Pellet Smoke Output at Altitude

Discussion in 'Pellet Smokers' started by coloradogranite, Sep 12, 2016.

  1. Hi all,

    I’ve been heavily researching pellet smokers, and I’m considering pulling the trigger on a MAK 2 Star General (upgrading from my MES), but have a question about altitude and smoke output (I live at 7,400 feet, just west of Denver).  I’ve read a considerable amount of info on how altitude affects cook times, boiling points, oxygen levels, etc., but haven’t been able to find its effect on smoke output.

    I’d like a lot of smoke flavor, and I plan to aim for fairly low cook temps (170-220 deg.) to maximize smoke output, save for the last bit if I want to finish off my cook.  I don’t need high temps at all … I have a Napoleon grill I love for that.

    I could hypothesize high elevation making smoke output go either way:

    1) It might lower smoke output, because it needs to burn more pellets (from less oxygen and often colder ambient temps), therefore pellets burn at higher temps to achieve a given cook temp in the food chamber, and I’ve read plenty that says burning at higher temps reduces smoke due to more complete combustion.

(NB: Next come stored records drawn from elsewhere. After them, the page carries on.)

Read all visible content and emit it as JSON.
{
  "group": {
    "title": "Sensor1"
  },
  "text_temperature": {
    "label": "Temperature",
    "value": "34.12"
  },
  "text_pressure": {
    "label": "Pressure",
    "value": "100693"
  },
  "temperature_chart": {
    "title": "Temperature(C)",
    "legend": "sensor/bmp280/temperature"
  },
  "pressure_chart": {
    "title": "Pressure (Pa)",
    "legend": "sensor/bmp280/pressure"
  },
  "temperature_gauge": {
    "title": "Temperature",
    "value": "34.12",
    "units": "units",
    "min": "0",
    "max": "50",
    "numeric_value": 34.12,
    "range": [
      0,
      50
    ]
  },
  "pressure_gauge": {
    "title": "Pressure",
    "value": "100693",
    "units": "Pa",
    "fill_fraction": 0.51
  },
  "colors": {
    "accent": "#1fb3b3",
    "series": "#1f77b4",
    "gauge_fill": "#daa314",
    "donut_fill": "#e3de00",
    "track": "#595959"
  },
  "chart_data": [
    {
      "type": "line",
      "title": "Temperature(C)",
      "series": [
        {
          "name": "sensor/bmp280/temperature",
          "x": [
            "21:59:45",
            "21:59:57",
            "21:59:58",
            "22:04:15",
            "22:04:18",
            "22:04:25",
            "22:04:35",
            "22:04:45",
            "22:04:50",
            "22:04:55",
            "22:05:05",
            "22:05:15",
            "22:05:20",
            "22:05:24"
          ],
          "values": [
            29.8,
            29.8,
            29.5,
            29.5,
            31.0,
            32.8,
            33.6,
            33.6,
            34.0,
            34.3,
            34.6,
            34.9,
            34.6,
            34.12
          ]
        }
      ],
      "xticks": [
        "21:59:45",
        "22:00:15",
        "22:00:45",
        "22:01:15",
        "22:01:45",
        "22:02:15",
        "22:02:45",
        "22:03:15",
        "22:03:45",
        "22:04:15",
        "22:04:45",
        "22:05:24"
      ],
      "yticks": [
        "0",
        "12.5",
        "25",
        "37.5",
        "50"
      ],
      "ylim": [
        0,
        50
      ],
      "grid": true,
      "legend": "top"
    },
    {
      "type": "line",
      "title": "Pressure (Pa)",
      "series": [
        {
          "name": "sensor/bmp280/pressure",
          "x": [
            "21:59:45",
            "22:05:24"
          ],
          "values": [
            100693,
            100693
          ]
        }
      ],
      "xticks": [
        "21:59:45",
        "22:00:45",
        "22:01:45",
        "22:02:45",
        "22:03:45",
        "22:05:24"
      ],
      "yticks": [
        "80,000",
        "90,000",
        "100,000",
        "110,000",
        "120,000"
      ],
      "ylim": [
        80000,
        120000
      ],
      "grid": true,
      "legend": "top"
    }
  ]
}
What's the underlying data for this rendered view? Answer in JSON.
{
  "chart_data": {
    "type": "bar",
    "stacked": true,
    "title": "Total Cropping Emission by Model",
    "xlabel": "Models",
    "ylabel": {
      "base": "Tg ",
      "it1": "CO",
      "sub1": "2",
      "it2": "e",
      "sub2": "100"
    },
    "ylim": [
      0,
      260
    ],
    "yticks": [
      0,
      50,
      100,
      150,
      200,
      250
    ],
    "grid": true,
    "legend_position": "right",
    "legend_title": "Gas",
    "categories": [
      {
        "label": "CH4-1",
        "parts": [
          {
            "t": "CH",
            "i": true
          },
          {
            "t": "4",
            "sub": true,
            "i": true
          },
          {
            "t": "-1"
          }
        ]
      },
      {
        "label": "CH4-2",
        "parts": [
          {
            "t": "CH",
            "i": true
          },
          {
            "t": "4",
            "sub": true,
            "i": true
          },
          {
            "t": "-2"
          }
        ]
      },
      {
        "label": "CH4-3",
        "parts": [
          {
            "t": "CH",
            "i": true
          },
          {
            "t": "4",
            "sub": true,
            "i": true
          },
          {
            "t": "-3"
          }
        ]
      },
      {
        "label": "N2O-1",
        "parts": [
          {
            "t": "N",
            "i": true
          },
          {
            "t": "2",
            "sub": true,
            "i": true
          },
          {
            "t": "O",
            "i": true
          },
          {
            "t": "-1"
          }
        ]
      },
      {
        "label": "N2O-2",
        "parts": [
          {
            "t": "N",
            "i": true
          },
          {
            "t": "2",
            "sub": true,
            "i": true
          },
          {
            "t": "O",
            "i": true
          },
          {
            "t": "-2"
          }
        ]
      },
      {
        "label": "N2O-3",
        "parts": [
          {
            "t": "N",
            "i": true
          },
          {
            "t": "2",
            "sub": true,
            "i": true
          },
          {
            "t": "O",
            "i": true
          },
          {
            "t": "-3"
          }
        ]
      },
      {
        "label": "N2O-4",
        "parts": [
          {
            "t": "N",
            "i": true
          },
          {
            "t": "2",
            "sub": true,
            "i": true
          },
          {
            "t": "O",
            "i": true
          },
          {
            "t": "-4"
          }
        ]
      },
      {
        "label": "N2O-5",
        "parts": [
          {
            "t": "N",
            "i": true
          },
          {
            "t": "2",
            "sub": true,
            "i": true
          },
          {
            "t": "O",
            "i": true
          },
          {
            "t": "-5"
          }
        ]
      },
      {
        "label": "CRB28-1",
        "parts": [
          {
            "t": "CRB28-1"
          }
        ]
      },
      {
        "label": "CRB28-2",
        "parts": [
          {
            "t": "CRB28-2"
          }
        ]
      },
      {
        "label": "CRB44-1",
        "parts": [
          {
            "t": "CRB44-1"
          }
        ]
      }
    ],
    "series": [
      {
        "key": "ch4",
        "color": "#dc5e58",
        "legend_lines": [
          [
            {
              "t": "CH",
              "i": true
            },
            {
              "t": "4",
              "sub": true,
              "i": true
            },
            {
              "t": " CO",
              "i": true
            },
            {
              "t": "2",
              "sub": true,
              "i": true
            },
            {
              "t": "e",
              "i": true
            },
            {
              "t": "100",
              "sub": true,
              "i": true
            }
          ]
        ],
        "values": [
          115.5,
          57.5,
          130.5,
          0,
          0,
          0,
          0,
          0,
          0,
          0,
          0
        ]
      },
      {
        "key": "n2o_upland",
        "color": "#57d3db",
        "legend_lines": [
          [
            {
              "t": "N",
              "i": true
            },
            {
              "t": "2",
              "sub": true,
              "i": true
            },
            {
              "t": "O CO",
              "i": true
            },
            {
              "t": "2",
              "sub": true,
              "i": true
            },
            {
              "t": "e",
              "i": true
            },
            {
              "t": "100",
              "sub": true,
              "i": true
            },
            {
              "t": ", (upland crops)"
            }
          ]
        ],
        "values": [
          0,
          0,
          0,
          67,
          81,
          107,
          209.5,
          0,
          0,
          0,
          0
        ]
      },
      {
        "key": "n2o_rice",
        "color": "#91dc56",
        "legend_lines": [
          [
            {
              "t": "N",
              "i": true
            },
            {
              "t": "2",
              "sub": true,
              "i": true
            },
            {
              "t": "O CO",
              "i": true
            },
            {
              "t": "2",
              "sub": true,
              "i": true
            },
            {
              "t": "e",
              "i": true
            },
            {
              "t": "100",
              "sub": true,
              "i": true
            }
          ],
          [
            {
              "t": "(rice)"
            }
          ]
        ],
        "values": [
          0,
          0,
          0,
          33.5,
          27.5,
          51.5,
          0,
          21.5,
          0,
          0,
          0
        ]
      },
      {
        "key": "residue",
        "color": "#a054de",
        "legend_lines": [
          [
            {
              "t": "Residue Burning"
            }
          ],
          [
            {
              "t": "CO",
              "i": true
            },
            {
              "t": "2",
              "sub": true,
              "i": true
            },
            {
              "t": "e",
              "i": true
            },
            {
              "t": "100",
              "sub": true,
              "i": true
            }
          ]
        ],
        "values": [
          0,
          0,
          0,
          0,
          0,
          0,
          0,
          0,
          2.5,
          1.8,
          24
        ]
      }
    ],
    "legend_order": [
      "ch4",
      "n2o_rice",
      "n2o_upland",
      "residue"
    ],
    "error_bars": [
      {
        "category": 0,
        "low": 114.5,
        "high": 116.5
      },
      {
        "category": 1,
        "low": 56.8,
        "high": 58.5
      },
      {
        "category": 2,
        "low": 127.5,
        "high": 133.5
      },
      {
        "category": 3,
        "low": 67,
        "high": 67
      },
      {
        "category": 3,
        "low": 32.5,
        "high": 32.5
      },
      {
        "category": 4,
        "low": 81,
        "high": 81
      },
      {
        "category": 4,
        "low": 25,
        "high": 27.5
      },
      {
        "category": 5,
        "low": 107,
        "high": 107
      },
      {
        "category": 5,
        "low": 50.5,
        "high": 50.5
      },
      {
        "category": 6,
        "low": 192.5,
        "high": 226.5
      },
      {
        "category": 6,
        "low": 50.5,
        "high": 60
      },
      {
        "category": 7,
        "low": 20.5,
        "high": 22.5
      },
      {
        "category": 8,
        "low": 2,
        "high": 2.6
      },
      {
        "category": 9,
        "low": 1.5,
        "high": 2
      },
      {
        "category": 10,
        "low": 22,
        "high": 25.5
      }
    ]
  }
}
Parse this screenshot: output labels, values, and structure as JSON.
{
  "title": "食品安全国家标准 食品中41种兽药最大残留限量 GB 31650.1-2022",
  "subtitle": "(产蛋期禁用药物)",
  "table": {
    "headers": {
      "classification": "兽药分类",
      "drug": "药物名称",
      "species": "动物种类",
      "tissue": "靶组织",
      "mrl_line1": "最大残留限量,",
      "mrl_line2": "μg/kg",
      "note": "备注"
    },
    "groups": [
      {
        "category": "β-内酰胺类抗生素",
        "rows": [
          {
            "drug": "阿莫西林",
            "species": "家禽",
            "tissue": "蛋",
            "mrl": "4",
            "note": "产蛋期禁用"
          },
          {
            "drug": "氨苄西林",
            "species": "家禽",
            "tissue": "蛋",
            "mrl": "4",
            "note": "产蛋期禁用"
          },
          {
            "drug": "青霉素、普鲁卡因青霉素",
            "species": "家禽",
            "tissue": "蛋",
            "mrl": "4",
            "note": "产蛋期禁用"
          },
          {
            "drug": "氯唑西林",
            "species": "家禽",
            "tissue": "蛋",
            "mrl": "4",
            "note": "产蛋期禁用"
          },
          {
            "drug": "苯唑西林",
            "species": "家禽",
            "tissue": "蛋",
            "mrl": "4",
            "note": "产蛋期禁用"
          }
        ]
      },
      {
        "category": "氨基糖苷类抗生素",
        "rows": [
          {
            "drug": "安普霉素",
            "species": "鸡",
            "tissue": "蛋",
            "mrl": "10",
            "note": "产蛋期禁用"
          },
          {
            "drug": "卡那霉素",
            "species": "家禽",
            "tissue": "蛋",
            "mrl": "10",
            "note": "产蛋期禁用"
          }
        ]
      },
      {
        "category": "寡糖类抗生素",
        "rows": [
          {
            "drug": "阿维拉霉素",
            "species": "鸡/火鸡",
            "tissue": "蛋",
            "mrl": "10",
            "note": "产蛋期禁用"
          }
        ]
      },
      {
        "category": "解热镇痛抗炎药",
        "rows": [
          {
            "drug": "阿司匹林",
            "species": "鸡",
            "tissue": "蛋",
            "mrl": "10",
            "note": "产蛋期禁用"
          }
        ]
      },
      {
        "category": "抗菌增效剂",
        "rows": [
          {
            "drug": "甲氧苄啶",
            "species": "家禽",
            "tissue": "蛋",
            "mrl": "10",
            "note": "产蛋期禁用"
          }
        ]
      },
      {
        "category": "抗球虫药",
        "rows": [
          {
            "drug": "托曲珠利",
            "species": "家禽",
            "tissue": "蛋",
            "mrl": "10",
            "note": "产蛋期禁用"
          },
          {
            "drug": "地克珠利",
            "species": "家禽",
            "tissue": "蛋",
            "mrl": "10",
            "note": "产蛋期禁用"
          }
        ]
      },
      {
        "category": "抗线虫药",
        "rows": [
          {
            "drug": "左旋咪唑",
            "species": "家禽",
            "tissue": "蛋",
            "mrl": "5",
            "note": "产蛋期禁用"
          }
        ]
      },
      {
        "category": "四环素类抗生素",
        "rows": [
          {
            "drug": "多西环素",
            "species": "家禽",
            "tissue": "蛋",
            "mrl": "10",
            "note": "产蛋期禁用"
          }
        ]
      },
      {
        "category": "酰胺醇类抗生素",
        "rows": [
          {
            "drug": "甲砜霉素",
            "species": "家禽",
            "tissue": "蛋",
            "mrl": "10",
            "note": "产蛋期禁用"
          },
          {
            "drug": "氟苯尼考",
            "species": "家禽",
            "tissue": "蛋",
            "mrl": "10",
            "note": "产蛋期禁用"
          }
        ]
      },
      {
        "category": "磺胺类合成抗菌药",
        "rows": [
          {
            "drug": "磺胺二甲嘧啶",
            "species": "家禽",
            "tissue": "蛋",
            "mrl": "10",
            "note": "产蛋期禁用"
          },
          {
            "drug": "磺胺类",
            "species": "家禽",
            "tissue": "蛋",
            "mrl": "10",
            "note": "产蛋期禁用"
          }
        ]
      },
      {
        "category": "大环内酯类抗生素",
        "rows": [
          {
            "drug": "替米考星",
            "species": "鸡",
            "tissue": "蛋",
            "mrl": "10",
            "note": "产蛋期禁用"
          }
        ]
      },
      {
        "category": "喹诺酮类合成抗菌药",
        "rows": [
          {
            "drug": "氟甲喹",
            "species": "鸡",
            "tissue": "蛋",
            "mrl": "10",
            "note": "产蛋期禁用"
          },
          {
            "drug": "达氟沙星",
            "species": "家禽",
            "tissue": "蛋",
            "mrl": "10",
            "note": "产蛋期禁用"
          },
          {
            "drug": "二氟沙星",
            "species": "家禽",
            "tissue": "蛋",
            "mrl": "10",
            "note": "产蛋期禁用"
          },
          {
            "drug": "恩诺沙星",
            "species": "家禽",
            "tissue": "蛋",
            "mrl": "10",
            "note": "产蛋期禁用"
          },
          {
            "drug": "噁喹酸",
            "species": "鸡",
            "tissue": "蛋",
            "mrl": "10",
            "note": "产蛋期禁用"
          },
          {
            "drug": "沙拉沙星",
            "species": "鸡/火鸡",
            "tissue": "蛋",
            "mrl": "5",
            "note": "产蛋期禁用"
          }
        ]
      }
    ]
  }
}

    2) It might increase smoke output, because, with less oxygen and colder temps require burning more pellets (same as above), it makes more smoke just from the increased volume of pellets being burned.

    So does anyone know which it is?  A little of each?  Or might something else be going on?  If you have specific MAK experience on this issue, great, but I’m open to all pellet smoker advice, assuming the situation would be similar.

    Thanks in advance for your knowledge!!

    p.s., this is my first post, aside from a Roll Call post, so if this is in the wrong forum or I didn't ask the question correctly or something along those lines, I'll take a demerit and welcome constructive criticism on what to do better.  Thanks.
  2. daveomak

    daveomak Smoking Guru OTBS Member SMF Premier Member

    At 7,400 ft. there is a problem when it comes to combustion, as you know...   Whether it be incomplete, forming creosote, or inadequate heat and needing forced air make up air...   Pellet burners use flame as their heat source...   flame consumes smoke...  My suggestion would be to add a secondary smoke source like the AMNTS tube smoke generator made and sold by AMAZIN Products...  Todd Johnson... a long time member on this forum...  The AMNTS seems to be one of the few smoke generators that functions at high altitude....   Take a minute and call Todd..  He can answer most if not all of your concerns and may have some great suggestions.....
    • A-MAZE-N Products, Inc. 
    • 1932 Shawnee Road, Eagan MN  55122-1032
    • Ph: 651.352.2831
    • Fax: 651.352.2871
  3. Thanks!  Do you know if the AMNTS is feasible in a MAK?
  4. daveomak

    daveomak Smoking Guru OTBS Member SMF Premier Member

    Call Todd.....  He knows everything....
  5. yahoot

    yahoot Newbie

    I have used pellet eaters up to 8500 ft. No issues at all with the smoker (regular altitude problems with cooking temps). Smoking low and slow is the beauty of pellets and I have never had a problem running at 170.

    All the pellet smokers I have used have a fan that pushes air through the burn chamber, so combustion is simply not a problem. Even though there is slightly less oxygen at altitude, the fan blows so much air volume through the burn chamber it just doesn't matter.

    You could add a tube smoker (I use one or a smoke maze in the electric smoker), but I did some experiments with them in my pellet smoker and I wasn't convinced they added any flavor I couldn't get by running low and slow. If you are in a hurry and running hot, a pellet burner puts out less smoke (inverse relationship between heat and smoke in pellet smokers) so a tube can help, but otherwise you will get plenty of smoke without a tube.